Weatherzone owns and operates the Weatherzone Total Lightning Detection Network, one of the most advanced networks of its kind in the world.  

This lightning detection network has the capability to detect strike accuracies down to 100m, which supports dangerous thunderstorm and lightning alerting and is an imperative tool for outdoor operations and infrastructure and personnel safety.  


Lightning alerts 

Smart alerts can be set up based on where your assets and business are located. Whether you want alerts set up for lightning within 5km or 50km, Weatherzone can tailor these alerts to your specific needs.  


Weather forecasts tuned to your location 

Weatherzone’s model Opticast is an industry leading high-precision forecast system, optimised for both “real-time nowcasting” and forecasts up to 15 days ahead. Opticast forecasts fire danger, temperature, humidity, wind speed and direction and cloud cover.  

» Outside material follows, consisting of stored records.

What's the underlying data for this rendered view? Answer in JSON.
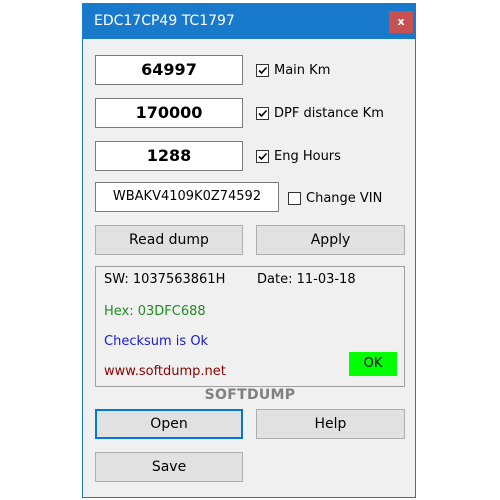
{
  "window": {
    "title": "EDC17CP49 TC1797",
    "close_label": "x"
  },
  "fields": {
    "main_km": {
      "value": "64997",
      "label": "Main Km",
      "checked": true
    },
    "dpf_km": {
      "value": "170000",
      "label": "DPF distance Km",
      "checked": true
    },
    "eng_hours": {
      "value": "1288",
      "label": "Eng Hours",
      "checked": true
    },
    "vin": {
      "value": "WBAKV4109K0Z74592",
      "label": "Change VIN",
      "checked": false
    }
  },
  "buttons": {
    "read_dump": "Read dump",
    "apply": "Apply",
    "open": "Open",
    "help": "Help",
    "save": "Save"
  },
  "info": {
    "sw": "SW: 1037563861H",
    "date": "Date: 11-03-18",
    "hex": "Hex: 03DFC688",
    "checksum": "Checksum is Ok",
    "website": "www.softdump.net",
    "status": "OK"
  },
  "brand": "SOFTDUMP",
  "colors": {
    "titlebar": "#1979ca",
    "close": "#c75050",
    "hex_text": "#228b22",
    "checksum_text": "#1a1acd",
    "website_text": "#8b0000",
    "ok_badge": "#00ff00",
    "brand_text": "#808080"
  }
}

Opticast’s forecasts update every 15 minutes based on Automatic Weather Station (AWS) observational data, which can be deployed onto your site. The system works by taking forecasts from a range of computer models and comparing them with observations to produce the most accurate forecast possible. 

When AWS’s are deployed on your site, Opticast’s forecasts can be tailored to your specific location, rather than the nearest town or city’s weather station. This provides you with ultra-local forecasts, based on your site’s observations. 


Past event analysis 

 Weatherzone’s Storm Query is a straightforward way to perform post-event analyses, helping to determine how the event happened and why. For example, was the bushfire caused by dry lightning?   

Weatherzone maintains a historical database of all collected weather information from the Australian Bureau of Meteorology (BoM). In addition to BoM information, Weatherzone stores lightning strike data from Weatherzone’s Total Lightning Network. 

Users can look at any point of interest and query when and where lightning happened and attribute whether the event was caused by a storm. Storm Query can also help businesses complete risk analysis using climatology of lightning in the area.